Le gouvernement taïwanais a fixé un objectif de 20 % d’énergies renouvelables d’ici 2025, un objectif jugé difficile à atteindre. Les projets d’éolien offshore, par exemple, ont été revus à la baisse, les attentes de production étant réduites.
Vers une agriculture durable
Chia-Wei Chao mène des projets pilotes permettant aux agriculteurs d’installer des panneaux solaires sur leurs terres, cherchant à rétablir la confiance entre les agriculteurs et l’industrie. « Nous ne devrions pas forcer les agriculteurs à vendre leurs terres », plaide-t-il.
Malgré ces efforts, le marché énergétique de Taiwan reste fortement dépendant des combustibles fossiles, tandis que la consommation d’énergie de l’industrie des semi-conducteurs continue d’augmenter rapidement.

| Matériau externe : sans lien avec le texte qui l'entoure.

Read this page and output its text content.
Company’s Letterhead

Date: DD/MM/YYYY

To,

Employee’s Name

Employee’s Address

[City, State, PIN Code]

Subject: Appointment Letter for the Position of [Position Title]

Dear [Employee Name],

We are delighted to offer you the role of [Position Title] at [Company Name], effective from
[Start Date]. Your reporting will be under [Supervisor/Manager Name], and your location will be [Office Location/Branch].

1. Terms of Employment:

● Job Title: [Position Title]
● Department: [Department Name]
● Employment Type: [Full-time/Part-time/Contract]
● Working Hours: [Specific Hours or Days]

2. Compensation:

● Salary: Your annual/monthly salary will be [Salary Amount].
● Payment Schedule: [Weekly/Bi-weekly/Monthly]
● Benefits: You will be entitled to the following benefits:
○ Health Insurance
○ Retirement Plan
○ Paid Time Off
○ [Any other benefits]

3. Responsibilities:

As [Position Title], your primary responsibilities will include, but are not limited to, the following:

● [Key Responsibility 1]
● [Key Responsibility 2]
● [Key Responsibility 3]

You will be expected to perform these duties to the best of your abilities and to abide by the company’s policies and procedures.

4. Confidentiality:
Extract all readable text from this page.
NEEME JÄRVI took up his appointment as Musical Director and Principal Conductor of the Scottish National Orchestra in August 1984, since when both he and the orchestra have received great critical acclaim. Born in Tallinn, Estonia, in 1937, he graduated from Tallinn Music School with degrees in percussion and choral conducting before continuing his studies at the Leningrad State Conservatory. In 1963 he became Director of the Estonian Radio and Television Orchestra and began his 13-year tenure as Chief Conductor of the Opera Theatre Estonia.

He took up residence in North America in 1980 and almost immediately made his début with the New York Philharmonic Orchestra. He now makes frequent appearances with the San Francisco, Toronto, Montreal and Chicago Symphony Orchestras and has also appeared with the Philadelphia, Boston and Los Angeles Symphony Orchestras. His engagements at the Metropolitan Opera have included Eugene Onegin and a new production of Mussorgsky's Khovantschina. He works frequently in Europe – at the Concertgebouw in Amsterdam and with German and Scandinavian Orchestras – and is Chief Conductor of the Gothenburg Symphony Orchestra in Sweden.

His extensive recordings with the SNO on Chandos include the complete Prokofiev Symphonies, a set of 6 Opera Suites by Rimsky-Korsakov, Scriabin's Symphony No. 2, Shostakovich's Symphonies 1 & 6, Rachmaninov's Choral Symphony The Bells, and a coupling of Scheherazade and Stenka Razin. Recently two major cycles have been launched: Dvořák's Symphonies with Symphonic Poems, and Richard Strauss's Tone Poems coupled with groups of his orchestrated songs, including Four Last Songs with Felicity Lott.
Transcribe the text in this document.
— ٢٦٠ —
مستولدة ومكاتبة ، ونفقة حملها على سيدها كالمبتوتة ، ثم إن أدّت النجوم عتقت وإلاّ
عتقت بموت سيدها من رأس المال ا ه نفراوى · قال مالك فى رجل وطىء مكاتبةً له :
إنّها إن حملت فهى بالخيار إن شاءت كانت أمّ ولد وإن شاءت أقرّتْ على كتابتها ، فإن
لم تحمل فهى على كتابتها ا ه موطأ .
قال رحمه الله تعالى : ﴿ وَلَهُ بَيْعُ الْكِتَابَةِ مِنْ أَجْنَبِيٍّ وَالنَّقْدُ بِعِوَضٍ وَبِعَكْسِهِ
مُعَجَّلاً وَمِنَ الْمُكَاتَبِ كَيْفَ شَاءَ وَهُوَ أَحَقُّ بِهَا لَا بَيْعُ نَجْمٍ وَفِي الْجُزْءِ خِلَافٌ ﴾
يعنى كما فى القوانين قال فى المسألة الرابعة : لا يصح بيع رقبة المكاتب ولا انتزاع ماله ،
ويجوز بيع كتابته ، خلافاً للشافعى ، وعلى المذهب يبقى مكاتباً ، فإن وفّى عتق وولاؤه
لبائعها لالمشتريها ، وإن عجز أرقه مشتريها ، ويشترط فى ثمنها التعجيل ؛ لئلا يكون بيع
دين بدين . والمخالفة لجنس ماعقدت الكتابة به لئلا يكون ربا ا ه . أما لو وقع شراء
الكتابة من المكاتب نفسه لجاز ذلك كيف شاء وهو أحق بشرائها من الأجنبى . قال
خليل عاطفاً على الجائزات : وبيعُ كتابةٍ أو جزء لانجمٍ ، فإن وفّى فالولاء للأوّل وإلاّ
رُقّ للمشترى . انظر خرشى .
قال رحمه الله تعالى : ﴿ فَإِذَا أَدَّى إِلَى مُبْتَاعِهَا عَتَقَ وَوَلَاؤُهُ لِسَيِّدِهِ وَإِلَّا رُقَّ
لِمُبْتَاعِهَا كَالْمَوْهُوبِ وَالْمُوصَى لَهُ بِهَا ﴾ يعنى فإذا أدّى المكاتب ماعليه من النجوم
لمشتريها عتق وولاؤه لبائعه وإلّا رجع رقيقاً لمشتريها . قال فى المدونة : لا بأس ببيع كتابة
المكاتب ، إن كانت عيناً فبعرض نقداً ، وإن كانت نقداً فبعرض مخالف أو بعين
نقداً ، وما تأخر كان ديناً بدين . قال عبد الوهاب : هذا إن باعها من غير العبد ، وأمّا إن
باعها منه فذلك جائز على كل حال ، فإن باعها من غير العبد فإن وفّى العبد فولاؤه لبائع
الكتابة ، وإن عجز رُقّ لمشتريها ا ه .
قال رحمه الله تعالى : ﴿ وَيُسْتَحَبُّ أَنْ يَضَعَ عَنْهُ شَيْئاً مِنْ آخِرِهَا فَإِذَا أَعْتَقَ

Les défis globaux des semi-conducteurs
Les problèmes de Taiwan ne sont pas uniques. La pandémie de COVID-19 a souligné la nécessité pour les gouvernements, tels que ceux des États-Unis et de l’Union européenne, de renforcer leur production locale de semi-conducteurs. Cependant, ces pays font face à des enjeux similaires en matière d’approvisionnement en eau et d’impact environnemental.
Des études montrent qu’une augmentation de la production en Europe pourrait multiplier par huit les émissions associées à la fabrication de semi-conducteurs, contredisant d’autres politiques environnementales.
Les émissions de gaz dans l’industrie
Outre la consommation d’eau et d’énergie, la fabrication de semi-conducteurs produit également des gaz à effet de serre. Emily Gallagher, directrice du programme Sustainable Semiconductor Technologies and Systems en Belgique, souligne que les émissions de type « scope 1 », qui proviennent directement du processus de fabrication, sont préoccupantes.
Avec l’augmentation des efforts de décarbonisation, l’importance de ces émissions est appelée à croître. Alors que Taiwan continue d’être au centre de l’hypothèse mondiale de l’IA, la capacité du marché énergétique local à soutenir cette demande reste incertaine.